It was not long before a third name was on everyone's lips and it soon eclipsed the other two. George Jeffreys was a notably handsome man with a flair for vicious cross- examination and a fondness for low company. Though still in his thirties, he had risen to the exalted position of Lord Chief Justice and was accordingly dispatched to the West Country by King James to supervise the trials of those who had dared to raise their hands against their monarch. Under the strict and merciless control of Judge Jeffreys, the Bloody Assizes commenced.
The circuit began in Winchester and the trial of Dame Alice Lisle was a stark warning of the horrors that were to follow. A widow of eighty, Dame Alice was accused of harbouring two rebels, even though she had no idea who the men were and had little sympathy for the Duke of Monmouth's cause. In a bruising six-hour trial, Jeffreys frightened and confused the old woman so much that she was unable to muster a proper defence. A reluctant jury was bullied into bringing in a guilty verdict and Jeffreys gleefully sentenced her to be burnt at the stake, the penalty for women convicted of high treason. Five days later, after an appeal to the King, she was spared incineration and was instead beheaded by an axe.
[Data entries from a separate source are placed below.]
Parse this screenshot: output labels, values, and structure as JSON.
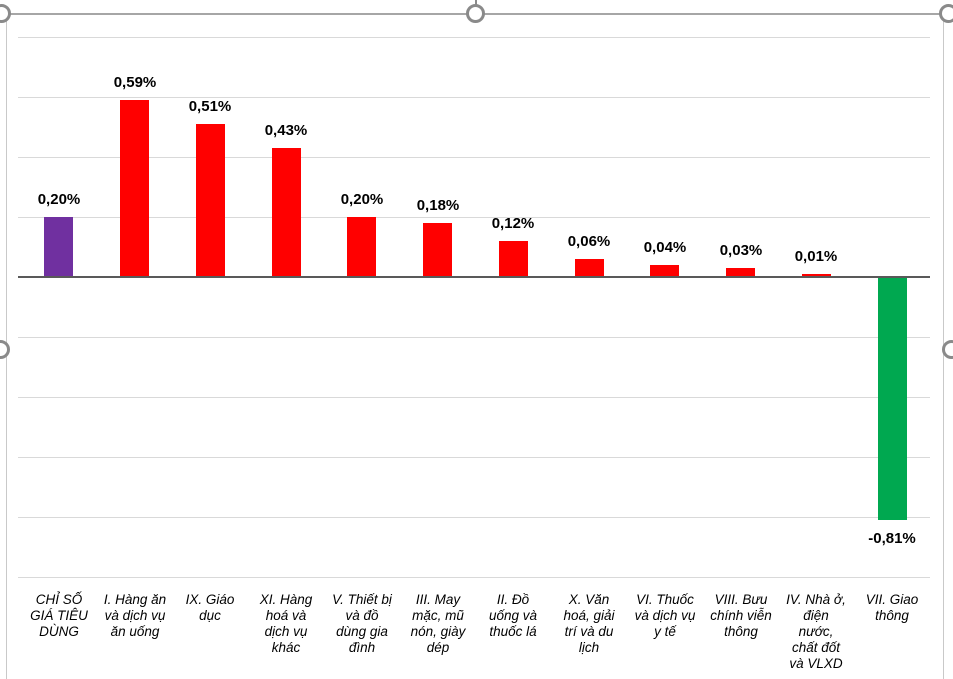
{
  "chart_data": {
    "type": "bar",
    "title": "",
    "xlabel": "",
    "ylabel": "",
    "ylim": [
      -1.0,
      0.8
    ],
    "grid_step": 0.2,
    "grid_on": true,
    "legend": null,
    "categories": [
      "CHỈ SỐ\nGIÁ TIÊU\nDÙNG",
      "I. Hàng ăn\nvà dịch vụ\năn uống",
      "IX. Giáo\ndục",
      "XI. Hàng\nhoá và\ndịch vụ\nkhác",
      "V. Thiết bị\nvà đồ\ndùng gia\nđình",
      "III. May\nmặc, mũ\nnón, giày\ndép",
      "II. Đồ\nuống và\nthuốc lá",
      "X. Văn\nhoá, giải\ntrí và du\nlịch",
      "VI. Thuốc\nvà dịch vụ\ny tế",
      "VIII. Bưu\nchính viễn\nthông",
      "IV. Nhà ở,\nđiện\nnước,\nchất đốt\nvà VLXD",
      "VII. Giao\nthông"
    ],
    "values": [
      0.2,
      0.59,
      0.51,
      0.43,
      0.2,
      0.18,
      0.12,
      0.06,
      0.04,
      0.03,
      0.01,
      -0.81
    ],
    "value_labels": [
      "0,20%",
      "0,59%",
      "0,51%",
      "0,43%",
      "0,20%",
      "0,18%",
      "0,12%",
      "0,06%",
      "0,04%",
      "0,03%",
      "0,01%",
      "-0,81%"
    ],
    "bar_colors": [
      "#7030A0",
      "#FF0000",
      "#FF0000",
      "#FF0000",
      "#FF0000",
      "#FF0000",
      "#FF0000",
      "#FF0000",
      "#FF0000",
      "#FF0000",
      "#FF0000",
      "#00A850"
    ],
    "colors": {
      "cpi_total": "#7030A0",
      "increase": "#FF0000",
      "decrease": "#00A850",
      "gridline": "#d9d9d9",
      "axis": "#595959"
    }
  },
  "selection": {
    "border_color": "#a6a6a6",
    "handle_color": "#8a8a8a"
  }
}
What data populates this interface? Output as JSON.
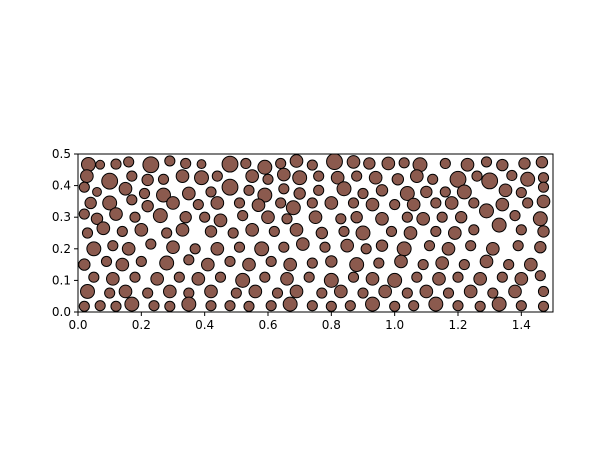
{
  "chart_data": {
    "type": "scatter",
    "title": "",
    "xlabel": "",
    "ylabel": "",
    "xlim": [
      0.0,
      1.5
    ],
    "ylim": [
      0.0,
      0.5
    ],
    "xticks": [
      "0.0",
      "0.2",
      "0.4",
      "0.6",
      "0.8",
      "1.0",
      "1.2",
      "1.4"
    ],
    "yticks": [
      "0.0",
      "0.1",
      "0.2",
      "0.3",
      "0.4",
      "0.5"
    ],
    "grid": false,
    "marker_fill": "#8b5a4e",
    "marker_edge": "#000000",
    "marker_shape": "circle",
    "aspect": "equal",
    "note_sizes": "marker radius r in data units",
    "points": [
      {
        "x": 0.033,
        "y": 0.467,
        "r": 0.022
      },
      {
        "x": 0.07,
        "y": 0.466,
        "r": 0.014
      },
      {
        "x": 0.12,
        "y": 0.468,
        "r": 0.016
      },
      {
        "x": 0.16,
        "y": 0.475,
        "r": 0.016
      },
      {
        "x": 0.23,
        "y": 0.466,
        "r": 0.025
      },
      {
        "x": 0.29,
        "y": 0.478,
        "r": 0.016
      },
      {
        "x": 0.34,
        "y": 0.47,
        "r": 0.016
      },
      {
        "x": 0.39,
        "y": 0.468,
        "r": 0.014
      },
      {
        "x": 0.48,
        "y": 0.468,
        "r": 0.025
      },
      {
        "x": 0.53,
        "y": 0.47,
        "r": 0.016
      },
      {
        "x": 0.59,
        "y": 0.458,
        "r": 0.022
      },
      {
        "x": 0.64,
        "y": 0.47,
        "r": 0.016
      },
      {
        "x": 0.69,
        "y": 0.478,
        "r": 0.02
      },
      {
        "x": 0.74,
        "y": 0.465,
        "r": 0.016
      },
      {
        "x": 0.81,
        "y": 0.476,
        "r": 0.025
      },
      {
        "x": 0.87,
        "y": 0.475,
        "r": 0.02
      },
      {
        "x": 0.92,
        "y": 0.47,
        "r": 0.018
      },
      {
        "x": 0.98,
        "y": 0.47,
        "r": 0.02
      },
      {
        "x": 1.03,
        "y": 0.472,
        "r": 0.016
      },
      {
        "x": 1.08,
        "y": 0.466,
        "r": 0.022
      },
      {
        "x": 1.16,
        "y": 0.47,
        "r": 0.016
      },
      {
        "x": 1.23,
        "y": 0.466,
        "r": 0.02
      },
      {
        "x": 1.29,
        "y": 0.475,
        "r": 0.016
      },
      {
        "x": 1.34,
        "y": 0.465,
        "r": 0.018
      },
      {
        "x": 1.41,
        "y": 0.47,
        "r": 0.018
      },
      {
        "x": 1.465,
        "y": 0.474,
        "r": 0.018
      },
      {
        "x": 0.028,
        "y": 0.43,
        "r": 0.02
      },
      {
        "x": 0.1,
        "y": 0.414,
        "r": 0.025
      },
      {
        "x": 0.17,
        "y": 0.43,
        "r": 0.016
      },
      {
        "x": 0.22,
        "y": 0.418,
        "r": 0.018
      },
      {
        "x": 0.27,
        "y": 0.42,
        "r": 0.016
      },
      {
        "x": 0.33,
        "y": 0.43,
        "r": 0.02
      },
      {
        "x": 0.39,
        "y": 0.425,
        "r": 0.022
      },
      {
        "x": 0.44,
        "y": 0.43,
        "r": 0.016
      },
      {
        "x": 0.48,
        "y": 0.395,
        "r": 0.025
      },
      {
        "x": 0.55,
        "y": 0.43,
        "r": 0.02
      },
      {
        "x": 0.6,
        "y": 0.42,
        "r": 0.016
      },
      {
        "x": 0.65,
        "y": 0.435,
        "r": 0.02
      },
      {
        "x": 0.7,
        "y": 0.425,
        "r": 0.022
      },
      {
        "x": 0.76,
        "y": 0.43,
        "r": 0.016
      },
      {
        "x": 0.82,
        "y": 0.425,
        "r": 0.02
      },
      {
        "x": 0.88,
        "y": 0.43,
        "r": 0.016
      },
      {
        "x": 0.94,
        "y": 0.425,
        "r": 0.02
      },
      {
        "x": 1.01,
        "y": 0.42,
        "r": 0.018
      },
      {
        "x": 1.07,
        "y": 0.43,
        "r": 0.02
      },
      {
        "x": 1.12,
        "y": 0.42,
        "r": 0.016
      },
      {
        "x": 1.2,
        "y": 0.42,
        "r": 0.025
      },
      {
        "x": 1.26,
        "y": 0.43,
        "r": 0.016
      },
      {
        "x": 1.3,
        "y": 0.415,
        "r": 0.025
      },
      {
        "x": 1.37,
        "y": 0.432,
        "r": 0.016
      },
      {
        "x": 1.42,
        "y": 0.42,
        "r": 0.022
      },
      {
        "x": 1.47,
        "y": 0.425,
        "r": 0.016
      },
      {
        "x": 0.02,
        "y": 0.395,
        "r": 0.016
      },
      {
        "x": 0.06,
        "y": 0.38,
        "r": 0.014
      },
      {
        "x": 0.15,
        "y": 0.39,
        "r": 0.02
      },
      {
        "x": 0.21,
        "y": 0.375,
        "r": 0.016
      },
      {
        "x": 0.27,
        "y": 0.37,
        "r": 0.022
      },
      {
        "x": 0.35,
        "y": 0.375,
        "r": 0.02
      },
      {
        "x": 0.42,
        "y": 0.38,
        "r": 0.016
      },
      {
        "x": 0.54,
        "y": 0.385,
        "r": 0.016
      },
      {
        "x": 0.59,
        "y": 0.37,
        "r": 0.022
      },
      {
        "x": 0.65,
        "y": 0.39,
        "r": 0.016
      },
      {
        "x": 0.7,
        "y": 0.375,
        "r": 0.018
      },
      {
        "x": 0.76,
        "y": 0.385,
        "r": 0.016
      },
      {
        "x": 0.84,
        "y": 0.39,
        "r": 0.022
      },
      {
        "x": 0.9,
        "y": 0.375,
        "r": 0.016
      },
      {
        "x": 0.96,
        "y": 0.385,
        "r": 0.018
      },
      {
        "x": 1.04,
        "y": 0.375,
        "r": 0.022
      },
      {
        "x": 1.1,
        "y": 0.38,
        "r": 0.018
      },
      {
        "x": 1.16,
        "y": 0.38,
        "r": 0.016
      },
      {
        "x": 1.22,
        "y": 0.38,
        "r": 0.022
      },
      {
        "x": 1.35,
        "y": 0.385,
        "r": 0.02
      },
      {
        "x": 1.4,
        "y": 0.378,
        "r": 0.016
      },
      {
        "x": 1.47,
        "y": 0.395,
        "r": 0.016
      },
      {
        "x": 0.04,
        "y": 0.345,
        "r": 0.018
      },
      {
        "x": 0.1,
        "y": 0.345,
        "r": 0.022
      },
      {
        "x": 0.17,
        "y": 0.355,
        "r": 0.016
      },
      {
        "x": 0.22,
        "y": 0.335,
        "r": 0.018
      },
      {
        "x": 0.3,
        "y": 0.345,
        "r": 0.02
      },
      {
        "x": 0.38,
        "y": 0.34,
        "r": 0.016
      },
      {
        "x": 0.44,
        "y": 0.345,
        "r": 0.02
      },
      {
        "x": 0.51,
        "y": 0.345,
        "r": 0.016
      },
      {
        "x": 0.57,
        "y": 0.338,
        "r": 0.02
      },
      {
        "x": 0.64,
        "y": 0.345,
        "r": 0.016
      },
      {
        "x": 0.68,
        "y": 0.33,
        "r": 0.022
      },
      {
        "x": 0.74,
        "y": 0.345,
        "r": 0.016
      },
      {
        "x": 0.8,
        "y": 0.345,
        "r": 0.02
      },
      {
        "x": 0.87,
        "y": 0.345,
        "r": 0.016
      },
      {
        "x": 0.93,
        "y": 0.34,
        "r": 0.02
      },
      {
        "x": 1.0,
        "y": 0.34,
        "r": 0.016
      },
      {
        "x": 1.06,
        "y": 0.34,
        "r": 0.02
      },
      {
        "x": 1.13,
        "y": 0.345,
        "r": 0.016
      },
      {
        "x": 1.18,
        "y": 0.345,
        "r": 0.02
      },
      {
        "x": 1.25,
        "y": 0.345,
        "r": 0.016
      },
      {
        "x": 1.34,
        "y": 0.34,
        "r": 0.02
      },
      {
        "x": 1.42,
        "y": 0.345,
        "r": 0.016
      },
      {
        "x": 1.47,
        "y": 0.35,
        "r": 0.02
      },
      {
        "x": 0.02,
        "y": 0.31,
        "r": 0.016
      },
      {
        "x": 0.06,
        "y": 0.295,
        "r": 0.018
      },
      {
        "x": 0.12,
        "y": 0.31,
        "r": 0.02
      },
      {
        "x": 0.18,
        "y": 0.3,
        "r": 0.016
      },
      {
        "x": 0.26,
        "y": 0.305,
        "r": 0.022
      },
      {
        "x": 0.34,
        "y": 0.3,
        "r": 0.018
      },
      {
        "x": 0.4,
        "y": 0.3,
        "r": 0.016
      },
      {
        "x": 0.45,
        "y": 0.29,
        "r": 0.02
      },
      {
        "x": 0.52,
        "y": 0.305,
        "r": 0.016
      },
      {
        "x": 0.6,
        "y": 0.3,
        "r": 0.02
      },
      {
        "x": 0.66,
        "y": 0.295,
        "r": 0.016
      },
      {
        "x": 0.75,
        "y": 0.3,
        "r": 0.02
      },
      {
        "x": 0.83,
        "y": 0.295,
        "r": 0.016
      },
      {
        "x": 0.88,
        "y": 0.3,
        "r": 0.018
      },
      {
        "x": 0.96,
        "y": 0.295,
        "r": 0.02
      },
      {
        "x": 1.04,
        "y": 0.3,
        "r": 0.016
      },
      {
        "x": 1.09,
        "y": 0.295,
        "r": 0.02
      },
      {
        "x": 1.15,
        "y": 0.3,
        "r": 0.016
      },
      {
        "x": 1.21,
        "y": 0.3,
        "r": 0.018
      },
      {
        "x": 1.29,
        "y": 0.32,
        "r": 0.022
      },
      {
        "x": 1.38,
        "y": 0.305,
        "r": 0.016
      },
      {
        "x": 1.46,
        "y": 0.295,
        "r": 0.022
      },
      {
        "x": 0.03,
        "y": 0.25,
        "r": 0.016
      },
      {
        "x": 0.08,
        "y": 0.265,
        "r": 0.02
      },
      {
        "x": 0.14,
        "y": 0.255,
        "r": 0.016
      },
      {
        "x": 0.2,
        "y": 0.26,
        "r": 0.02
      },
      {
        "x": 0.28,
        "y": 0.25,
        "r": 0.016
      },
      {
        "x": 0.33,
        "y": 0.26,
        "r": 0.02
      },
      {
        "x": 0.42,
        "y": 0.255,
        "r": 0.018
      },
      {
        "x": 0.49,
        "y": 0.25,
        "r": 0.016
      },
      {
        "x": 0.55,
        "y": 0.26,
        "r": 0.02
      },
      {
        "x": 0.62,
        "y": 0.255,
        "r": 0.016
      },
      {
        "x": 0.69,
        "y": 0.26,
        "r": 0.02
      },
      {
        "x": 0.77,
        "y": 0.25,
        "r": 0.018
      },
      {
        "x": 0.84,
        "y": 0.255,
        "r": 0.016
      },
      {
        "x": 0.9,
        "y": 0.25,
        "r": 0.022
      },
      {
        "x": 0.99,
        "y": 0.255,
        "r": 0.016
      },
      {
        "x": 1.05,
        "y": 0.25,
        "r": 0.02
      },
      {
        "x": 1.13,
        "y": 0.255,
        "r": 0.016
      },
      {
        "x": 1.19,
        "y": 0.25,
        "r": 0.02
      },
      {
        "x": 1.25,
        "y": 0.26,
        "r": 0.016
      },
      {
        "x": 1.33,
        "y": 0.275,
        "r": 0.022
      },
      {
        "x": 1.4,
        "y": 0.26,
        "r": 0.016
      },
      {
        "x": 1.47,
        "y": 0.255,
        "r": 0.018
      },
      {
        "x": 0.05,
        "y": 0.2,
        "r": 0.022
      },
      {
        "x": 0.11,
        "y": 0.21,
        "r": 0.016
      },
      {
        "x": 0.16,
        "y": 0.2,
        "r": 0.02
      },
      {
        "x": 0.23,
        "y": 0.215,
        "r": 0.016
      },
      {
        "x": 0.3,
        "y": 0.205,
        "r": 0.02
      },
      {
        "x": 0.37,
        "y": 0.2,
        "r": 0.016
      },
      {
        "x": 0.44,
        "y": 0.2,
        "r": 0.02
      },
      {
        "x": 0.51,
        "y": 0.205,
        "r": 0.016
      },
      {
        "x": 0.58,
        "y": 0.2,
        "r": 0.022
      },
      {
        "x": 0.65,
        "y": 0.205,
        "r": 0.016
      },
      {
        "x": 0.71,
        "y": 0.215,
        "r": 0.02
      },
      {
        "x": 0.78,
        "y": 0.205,
        "r": 0.016
      },
      {
        "x": 0.85,
        "y": 0.21,
        "r": 0.02
      },
      {
        "x": 0.91,
        "y": 0.2,
        "r": 0.016
      },
      {
        "x": 0.96,
        "y": 0.21,
        "r": 0.018
      },
      {
        "x": 1.03,
        "y": 0.2,
        "r": 0.022
      },
      {
        "x": 1.11,
        "y": 0.21,
        "r": 0.016
      },
      {
        "x": 1.17,
        "y": 0.2,
        "r": 0.02
      },
      {
        "x": 1.24,
        "y": 0.21,
        "r": 0.016
      },
      {
        "x": 1.31,
        "y": 0.2,
        "r": 0.02
      },
      {
        "x": 1.39,
        "y": 0.21,
        "r": 0.016
      },
      {
        "x": 1.46,
        "y": 0.205,
        "r": 0.018
      },
      {
        "x": 0.02,
        "y": 0.15,
        "r": 0.018
      },
      {
        "x": 0.09,
        "y": 0.16,
        "r": 0.016
      },
      {
        "x": 0.14,
        "y": 0.15,
        "r": 0.02
      },
      {
        "x": 0.2,
        "y": 0.16,
        "r": 0.016
      },
      {
        "x": 0.28,
        "y": 0.155,
        "r": 0.022
      },
      {
        "x": 0.35,
        "y": 0.165,
        "r": 0.016
      },
      {
        "x": 0.41,
        "y": 0.15,
        "r": 0.02
      },
      {
        "x": 0.48,
        "y": 0.16,
        "r": 0.016
      },
      {
        "x": 0.54,
        "y": 0.15,
        "r": 0.02
      },
      {
        "x": 0.61,
        "y": 0.16,
        "r": 0.016
      },
      {
        "x": 0.67,
        "y": 0.15,
        "r": 0.02
      },
      {
        "x": 0.74,
        "y": 0.155,
        "r": 0.016
      },
      {
        "x": 0.8,
        "y": 0.16,
        "r": 0.018
      },
      {
        "x": 0.88,
        "y": 0.15,
        "r": 0.022
      },
      {
        "x": 0.95,
        "y": 0.155,
        "r": 0.016
      },
      {
        "x": 1.02,
        "y": 0.16,
        "r": 0.02
      },
      {
        "x": 1.09,
        "y": 0.15,
        "r": 0.016
      },
      {
        "x": 1.15,
        "y": 0.155,
        "r": 0.02
      },
      {
        "x": 1.22,
        "y": 0.15,
        "r": 0.016
      },
      {
        "x": 1.29,
        "y": 0.16,
        "r": 0.02
      },
      {
        "x": 1.36,
        "y": 0.15,
        "r": 0.016
      },
      {
        "x": 1.43,
        "y": 0.15,
        "r": 0.02
      },
      {
        "x": 0.05,
        "y": 0.11,
        "r": 0.016
      },
      {
        "x": 0.11,
        "y": 0.105,
        "r": 0.02
      },
      {
        "x": 0.18,
        "y": 0.11,
        "r": 0.016
      },
      {
        "x": 0.25,
        "y": 0.105,
        "r": 0.02
      },
      {
        "x": 0.32,
        "y": 0.11,
        "r": 0.016
      },
      {
        "x": 0.38,
        "y": 0.105,
        "r": 0.02
      },
      {
        "x": 0.45,
        "y": 0.11,
        "r": 0.016
      },
      {
        "x": 0.52,
        "y": 0.1,
        "r": 0.022
      },
      {
        "x": 0.59,
        "y": 0.11,
        "r": 0.016
      },
      {
        "x": 0.66,
        "y": 0.105,
        "r": 0.02
      },
      {
        "x": 0.73,
        "y": 0.11,
        "r": 0.016
      },
      {
        "x": 0.8,
        "y": 0.1,
        "r": 0.022
      },
      {
        "x": 0.87,
        "y": 0.11,
        "r": 0.016
      },
      {
        "x": 0.93,
        "y": 0.105,
        "r": 0.02
      },
      {
        "x": 1.0,
        "y": 0.1,
        "r": 0.022
      },
      {
        "x": 1.07,
        "y": 0.11,
        "r": 0.016
      },
      {
        "x": 1.14,
        "y": 0.105,
        "r": 0.02
      },
      {
        "x": 1.2,
        "y": 0.11,
        "r": 0.016
      },
      {
        "x": 1.27,
        "y": 0.105,
        "r": 0.02
      },
      {
        "x": 1.34,
        "y": 0.11,
        "r": 0.016
      },
      {
        "x": 1.4,
        "y": 0.105,
        "r": 0.02
      },
      {
        "x": 1.46,
        "y": 0.115,
        "r": 0.016
      },
      {
        "x": 0.03,
        "y": 0.065,
        "r": 0.022
      },
      {
        "x": 0.1,
        "y": 0.06,
        "r": 0.016
      },
      {
        "x": 0.15,
        "y": 0.065,
        "r": 0.02
      },
      {
        "x": 0.22,
        "y": 0.06,
        "r": 0.016
      },
      {
        "x": 0.29,
        "y": 0.065,
        "r": 0.02
      },
      {
        "x": 0.35,
        "y": 0.06,
        "r": 0.016
      },
      {
        "x": 0.42,
        "y": 0.065,
        "r": 0.02
      },
      {
        "x": 0.5,
        "y": 0.06,
        "r": 0.016
      },
      {
        "x": 0.56,
        "y": 0.065,
        "r": 0.02
      },
      {
        "x": 0.63,
        "y": 0.06,
        "r": 0.016
      },
      {
        "x": 0.69,
        "y": 0.065,
        "r": 0.02
      },
      {
        "x": 0.77,
        "y": 0.06,
        "r": 0.016
      },
      {
        "x": 0.83,
        "y": 0.065,
        "r": 0.02
      },
      {
        "x": 0.9,
        "y": 0.06,
        "r": 0.016
      },
      {
        "x": 0.97,
        "y": 0.065,
        "r": 0.02
      },
      {
        "x": 1.04,
        "y": 0.06,
        "r": 0.016
      },
      {
        "x": 1.1,
        "y": 0.065,
        "r": 0.02
      },
      {
        "x": 1.17,
        "y": 0.06,
        "r": 0.016
      },
      {
        "x": 1.24,
        "y": 0.065,
        "r": 0.02
      },
      {
        "x": 1.31,
        "y": 0.06,
        "r": 0.016
      },
      {
        "x": 1.38,
        "y": 0.065,
        "r": 0.02
      },
      {
        "x": 1.47,
        "y": 0.065,
        "r": 0.016
      },
      {
        "x": 0.02,
        "y": 0.018,
        "r": 0.016
      },
      {
        "x": 0.07,
        "y": 0.02,
        "r": 0.016
      },
      {
        "x": 0.12,
        "y": 0.018,
        "r": 0.016
      },
      {
        "x": 0.17,
        "y": 0.025,
        "r": 0.022
      },
      {
        "x": 0.24,
        "y": 0.02,
        "r": 0.016
      },
      {
        "x": 0.29,
        "y": 0.018,
        "r": 0.016
      },
      {
        "x": 0.35,
        "y": 0.025,
        "r": 0.022
      },
      {
        "x": 0.42,
        "y": 0.02,
        "r": 0.016
      },
      {
        "x": 0.48,
        "y": 0.02,
        "r": 0.016
      },
      {
        "x": 0.54,
        "y": 0.018,
        "r": 0.016
      },
      {
        "x": 0.61,
        "y": 0.02,
        "r": 0.016
      },
      {
        "x": 0.67,
        "y": 0.025,
        "r": 0.022
      },
      {
        "x": 0.74,
        "y": 0.02,
        "r": 0.016
      },
      {
        "x": 0.8,
        "y": 0.018,
        "r": 0.016
      },
      {
        "x": 0.86,
        "y": 0.02,
        "r": 0.016
      },
      {
        "x": 0.93,
        "y": 0.025,
        "r": 0.022
      },
      {
        "x": 1.0,
        "y": 0.018,
        "r": 0.016
      },
      {
        "x": 1.06,
        "y": 0.02,
        "r": 0.016
      },
      {
        "x": 1.13,
        "y": 0.025,
        "r": 0.022
      },
      {
        "x": 1.2,
        "y": 0.02,
        "r": 0.016
      },
      {
        "x": 1.27,
        "y": 0.018,
        "r": 0.016
      },
      {
        "x": 1.33,
        "y": 0.025,
        "r": 0.022
      },
      {
        "x": 1.4,
        "y": 0.02,
        "r": 0.016
      },
      {
        "x": 1.47,
        "y": 0.018,
        "r": 0.016
      }
    ]
  }
}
Everyone quaked when they heard the news. If an innocent old woman could suffer such a fate, what would happen to those who had actually fought beside Monmouth? The answer soon came. Gallows were erected successively in Winchester, Dorchester and Exeter as the judges continued their assize circuit. When they reached Taunton, Jeffreys and the rest of his judicial team had still not slaked their thirst for blood. With a blatant disregard for any evidence in favour of the defendants, Judge Jeffreys continued his reign of terror. Plagued by a kidney stone, he was sometimes in such agony that he turned into a ranting tyrant, moved to even greater extremes of savagery. Those who trembled in the dock before him did not realise how much money the Lord Chief Justice was making out of the Bloody Assizes by selling pardons and profiting from the traffic of those he sentenced to transportation. Suffering was a lucrative enterprise.